AYAKLARDA CİDDİ SORUN YARATIYOR
NE yazık ki, yürüyüş sırasında rahatsızlık geçirenlere de rastlanıyor. En çok ayak tabanında ve tırnaklarda uzun yürüyüşlere bağlı ‘tırnak batması’, ‘ayakta su toplaması’ gibi... Kılıçdaroğlu her gün sağlık taramasından geçiyor. Tekirdağ milletvekili Dr. Candan Yüceer sol ayak başparmağının tırnağını çektirmek zorunda kalmış. Dr. Yüceer diyor ki “Birçok arkadaşımızda aynı sorunlar oldu, ayaklarında ve parmaklarında... Damdan düşenler birbirlerine tavsiyelerde bulunuyor; ayaklarımızı tuzlu suda bekletiyoruz akşamları, pansuman yaptırıyoruz, batikonla temizliyoruz, antibiyotikli kremler sürüyoruz.” Gülay Yedekçi’nin iki ayağı da sargı içinde görüldü.
Kartal Belediye Başkanı Altınok Öz, yürümeden önce molalarda ayaklarına limon sürüyor. Vatandaşları hiç sormayın!
CHP milletvekilleri ‘yürüyüşte’ iktidarı sorguluyorlar
Buğday taban fiyaları için niçin bekleniyor
EDİRNE Milletvekili Doç. Dr. Okan Gaytancıoğlu, Türkiye’nin bir çok yerinde buğday hasatı neredeyse tamamlanmak üzereyken halen buğdayda bir fiyat ilan edilmemesinden yakınıyordu. Çiftçinin karagün dostu olan TMO’yu görev çağırıyoruz” diyen Gaytancıoğlu, Gümrük ve Ticaret Bakanlığı’nın %130 olan buğdaydaki gümrük vergisinin sıfırlanmasına bir anlam veremediklerini belirtti ve şöyle devam etti:
“Gıda Enflasyonunu düşürmenin bir çok yolu varken, neden üreticinin biraz gelir etmesini, borçlarını ödemesini istemiyor bu hükümet!..Buğday 80-90 krş aralığında tüccara satılırken, piyasaları düzenleme görevi olan TMO sessizliğini koruyor. Kırmızı ette aynı durum söz konusu… Yıllardır üreticiyi desteklemek yerine gümrük vergisinin yüzde 230’larndan sıfıra çekerek sözüm ona tüketiciye ucuz et yedireceğini kamuoyuna açıklayan hükümet her seferinde yanılıyor. İthalatın başladığı yıllarda 18 lira olan kıyma şimdi tam 4.6 milyarlık ithalat yapılmasına rağmen şu anda 50 lirayı aşmış durumda.”

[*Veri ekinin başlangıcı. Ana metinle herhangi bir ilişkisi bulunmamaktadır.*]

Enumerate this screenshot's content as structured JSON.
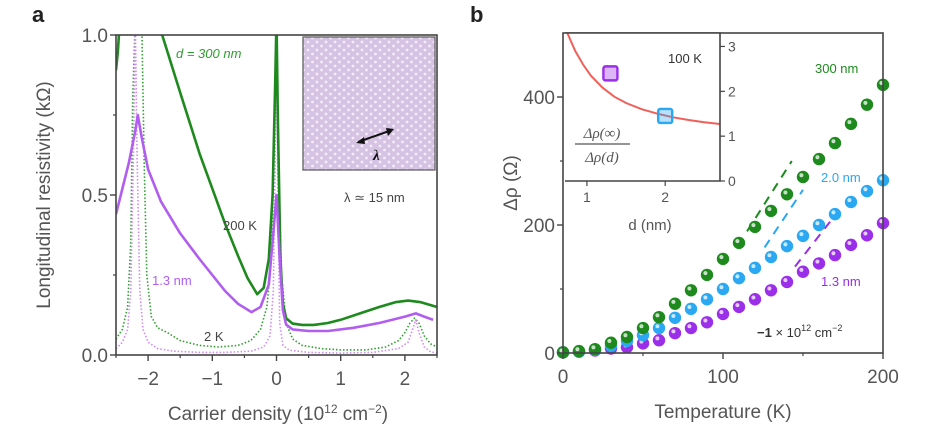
{
  "chart_data": [
    {
      "panel": "a",
      "type": "line",
      "title": "",
      "xlabel": "Carrier density (10^12 cm^-2)",
      "xlabel_parts": {
        "main": "Carrier density (10",
        "sup1": "12",
        "mid": " cm",
        "sup2": "−2",
        "end": ")"
      },
      "ylabel": "Longitudinal resistivity  (kΩ)",
      "xlim": [
        -2.5,
        2.5
      ],
      "ylim": [
        0.0,
        1.0
      ],
      "xticks": [
        -2,
        -1,
        0,
        1,
        2
      ],
      "xtick_labels": [
        "−2",
        "−1",
        "0",
        "1",
        "2"
      ],
      "yticks": [
        0.0,
        0.5,
        1.0
      ],
      "ytick_labels": [
        "0.0",
        "0.5",
        "1.0"
      ],
      "grid": false,
      "annotations": {
        "d300": "d = 300 nm",
        "t200": "200 K",
        "nm13": "1.3 nm",
        "t2": "2 K",
        "lambda": "λ ≃ 15 nm",
        "inset_arrow_label": "λ"
      },
      "series": [
        {
          "name": "300 nm, 200 K",
          "color": "#1e8a1e",
          "style": "solid",
          "x": [
            -2.5,
            -2.47,
            -2.44,
            -1.78,
            -1.5,
            -1.2,
            -1.0,
            -0.8,
            -0.6,
            -0.45,
            -0.3,
            -0.2,
            -0.12,
            -0.06,
            -0.02,
            0.0,
            0.02,
            0.06,
            0.1,
            0.15,
            0.25,
            0.4,
            0.58,
            0.8,
            1.0,
            1.3,
            1.6,
            1.85,
            2.05,
            2.25,
            2.5
          ],
          "y": [
            0.89,
            0.95,
            1.05,
            1.0,
            0.82,
            0.63,
            0.52,
            0.41,
            0.31,
            0.24,
            0.19,
            0.21,
            0.3,
            0.5,
            0.85,
            1.05,
            0.75,
            0.3,
            0.16,
            0.115,
            0.098,
            0.094,
            0.094,
            0.1,
            0.11,
            0.13,
            0.15,
            0.165,
            0.17,
            0.165,
            0.15
          ]
        },
        {
          "name": "1.3 nm, 200 K",
          "color": "#b15ef0",
          "style": "solid",
          "x": [
            -2.5,
            -2.4,
            -2.3,
            -2.2,
            -2.16,
            -2.1,
            -2.0,
            -1.8,
            -1.5,
            -1.2,
            -1.0,
            -0.8,
            -0.6,
            -0.39,
            -0.25,
            -0.12,
            -0.05,
            0.0,
            0.05,
            0.1,
            0.15,
            0.25,
            0.5,
            0.8,
            1.2,
            1.6,
            2.0,
            2.17,
            2.3,
            2.44
          ],
          "y": [
            0.44,
            0.52,
            0.6,
            0.7,
            0.75,
            0.68,
            0.58,
            0.48,
            0.38,
            0.3,
            0.25,
            0.2,
            0.16,
            0.134,
            0.15,
            0.22,
            0.38,
            0.5,
            0.3,
            0.14,
            0.095,
            0.08,
            0.075,
            0.075,
            0.085,
            0.1,
            0.12,
            0.13,
            0.12,
            0.11
          ]
        },
        {
          "name": "300 nm, 2 K",
          "color": "#2ea02e",
          "style": "dotted",
          "x": [
            -2.5,
            -2.4,
            -2.32,
            -2.27,
            -2.24,
            -2.2,
            -2.15,
            -2.1,
            -2.06,
            -2.02,
            -1.95,
            -1.85,
            -1.7,
            -1.5,
            -1.2,
            -0.9,
            -0.6,
            -0.4,
            -0.25,
            -0.15,
            -0.08,
            -0.03,
            0.0,
            0.03,
            0.08,
            0.15,
            0.25,
            0.4,
            0.7,
            1.0,
            1.4,
            1.7,
            1.9,
            2.0,
            2.08,
            2.15,
            2.22,
            2.3,
            2.4,
            2.5
          ],
          "y": [
            0.05,
            0.08,
            0.15,
            0.35,
            0.8,
            1.05,
            1.05,
            1.05,
            0.6,
            0.25,
            0.12,
            0.085,
            0.07,
            0.045,
            0.03,
            0.025,
            0.03,
            0.045,
            0.08,
            0.15,
            0.3,
            0.7,
            1.05,
            0.6,
            0.25,
            0.1,
            0.05,
            0.03,
            0.02,
            0.016,
            0.016,
            0.025,
            0.045,
            0.07,
            0.1,
            0.115,
            0.1,
            0.06,
            0.035,
            0.025
          ]
        },
        {
          "name": "1.3 nm, 2 K",
          "color": "#d18af5",
          "style": "dotted",
          "x": [
            -2.5,
            -2.4,
            -2.32,
            -2.27,
            -2.23,
            -2.2,
            -2.17,
            -2.13,
            -2.08,
            -2.0,
            -1.85,
            -1.6,
            -1.2,
            -0.8,
            -0.4,
            -0.2,
            -0.1,
            -0.05,
            -0.02,
            0.0,
            0.02,
            0.05,
            0.1,
            0.2,
            0.5,
            1.0,
            1.5,
            1.9,
            2.05,
            2.12,
            2.17,
            2.22,
            2.3,
            2.4,
            2.5
          ],
          "y": [
            0.02,
            0.04,
            0.08,
            0.2,
            0.6,
            1.05,
            0.6,
            0.2,
            0.08,
            0.04,
            0.02,
            0.012,
            0.008,
            0.008,
            0.012,
            0.025,
            0.06,
            0.2,
            0.6,
            1.05,
            0.5,
            0.1,
            0.03,
            0.015,
            0.008,
            0.006,
            0.008,
            0.02,
            0.04,
            0.08,
            0.11,
            0.07,
            0.025,
            0.01,
            0.006
          ]
        }
      ],
      "inset": {
        "type": "image",
        "description": "moire superlattice pattern",
        "fill": "#d9c6e6"
      }
    },
    {
      "panel": "b",
      "type": "scatter",
      "title": "",
      "xlabel": "Temperature (K)",
      "ylabel": "Δρ (Ω)",
      "xlim": [
        0,
        200
      ],
      "ylim": [
        0,
        500
      ],
      "xticks": [
        0,
        100,
        200
      ],
      "xtick_labels": [
        "0",
        "100",
        "200"
      ],
      "yticks": [
        0,
        200,
        400
      ],
      "ytick_labels": [
        "0",
        "200",
        "400"
      ],
      "grid": false,
      "annotations": {
        "density_bold": "−1",
        "density_rest": " × 10",
        "density_sup1": "12",
        "density_unit": " cm",
        "density_sup2": "−2"
      },
      "x": [
        0,
        10,
        20,
        30,
        40,
        50,
        60,
        70,
        80,
        90,
        100,
        110,
        120,
        130,
        140,
        150,
        160,
        170,
        180,
        190,
        200
      ],
      "series": [
        {
          "name": "300 nm",
          "color": "#1e8a1e",
          "values": [
            1,
            3,
            6,
            16,
            25,
            39,
            56,
            77,
            98,
            122,
            147,
            172,
            197,
            222,
            248,
            275,
            303,
            328,
            358,
            388,
            419
          ],
          "fit_dashed": {
            "x": [
              115,
              143
            ],
            "y": [
              190,
              300
            ]
          }
        },
        {
          "name": "2.0 nm",
          "color": "#2aa8f2",
          "values": [
            1,
            2,
            5,
            11,
            19,
            28,
            39,
            55,
            69,
            84,
            100,
            117,
            133,
            150,
            167,
            183,
            200,
            217,
            236,
            253,
            270
          ],
          "fit_dashed": {
            "x": [
              126,
              150
            ],
            "y": [
              165,
              255
            ]
          }
        },
        {
          "name": "1.3 nm",
          "color": "#9b2ee8",
          "values": [
            1,
            2,
            4,
            7,
            9,
            15,
            20,
            31,
            39,
            48,
            61,
            72,
            84,
            98,
            111,
            127,
            140,
            153,
            169,
            184,
            203
          ],
          "fit_dashed": {
            "x": [
              145,
              170
            ],
            "y": [
              135,
              215
            ]
          }
        }
      ],
      "inset": {
        "type": "scatter",
        "xlabel": "d (nm)",
        "ylabel_num": "Δρ(∞)",
        "ylabel_den": "Δρ(d)",
        "annotation": "100 K",
        "xlim": [
          0.72,
          2.7
        ],
        "ylim": [
          0,
          3.3
        ],
        "xticks": [
          1,
          2
        ],
        "xtick_labels": [
          "1",
          "2"
        ],
        "yticks": [
          0,
          1,
          2,
          3
        ],
        "ytick_labels": [
          "0",
          "1",
          "2",
          "3"
        ],
        "points": [
          {
            "name": "1.3 nm",
            "d": 1.3,
            "value": 2.4,
            "color": "#9b2ee8"
          },
          {
            "name": "2.0 nm",
            "d": 2.0,
            "value": 1.45,
            "color": "#2aa8f2"
          }
        ],
        "curve": {
          "color": "#f0605a",
          "d": [
            0.75,
            0.85,
            0.95,
            1.05,
            1.2,
            1.35,
            1.5,
            1.7,
            1.9,
            2.1,
            2.3,
            2.5,
            2.7
          ],
          "value": [
            3.3,
            2.9,
            2.6,
            2.35,
            2.08,
            1.88,
            1.74,
            1.6,
            1.5,
            1.42,
            1.36,
            1.31,
            1.27
          ]
        }
      }
    }
  ],
  "labels": {
    "panel_a": "a",
    "panel_b": "b"
  }
}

AKP nedense çiftçiyi düşünmüyor, hep ithalatçıları –yandaşları ve aracıları- zengin etmeyi düşünüyor. O kadar çok meramız varken, meraları sulamayı, gübrelemeyi değil, onları rant aracı olarak betonlaştırmayı yeğliyor. Bu konudaki kanun tasarıları sürekli meclise taşıyor.
Kömür, rüzgara göre dört misli pahalı
BALIKESİR Milletvekili Ahmet Akın, yürüyüşte bize gönderdiği önergesinde Ankara Çayırhan’da kurulmak istenen yerli kömürle çalışacak termik santral ihalesinin Kolin, Kalyon ve Çelikler ortaklığına verilmesi üzerine bir açıklama yapmış; Akın “Biz adaletle yürüyoruz, AKP yandaşa... Bu durumda, geçen haftaki rüzgar enerjiisi ihalesinde -1,61 sent teklif eden firma ürettiği elektriği piyasaya 3,49 sentten satacak. Bu fiyat termik santralle üretilen elektriğe göre yarı yarıya daha ucuzken, nükleer enerjiyle üretilen elektriğe göre ¼ daha ucuz.” diyor.
GÜNÜN SÖZÜ:
PARTİLİ Cumhurbaşkanlığı, OHAL yönetimi ve muhalefete yapılan baskılar Türkiye’de yönetim, hukuk ve demokrasi damarlarını tıkadı. CHP’yi de ‘Adalet Yürüyüşü’ne iten, tıkanan bu yönetim mekanizmaları. Adalet Yürüyüşü bu açıdan tıkanan bu damarları açma girişimi olarak okunabilir.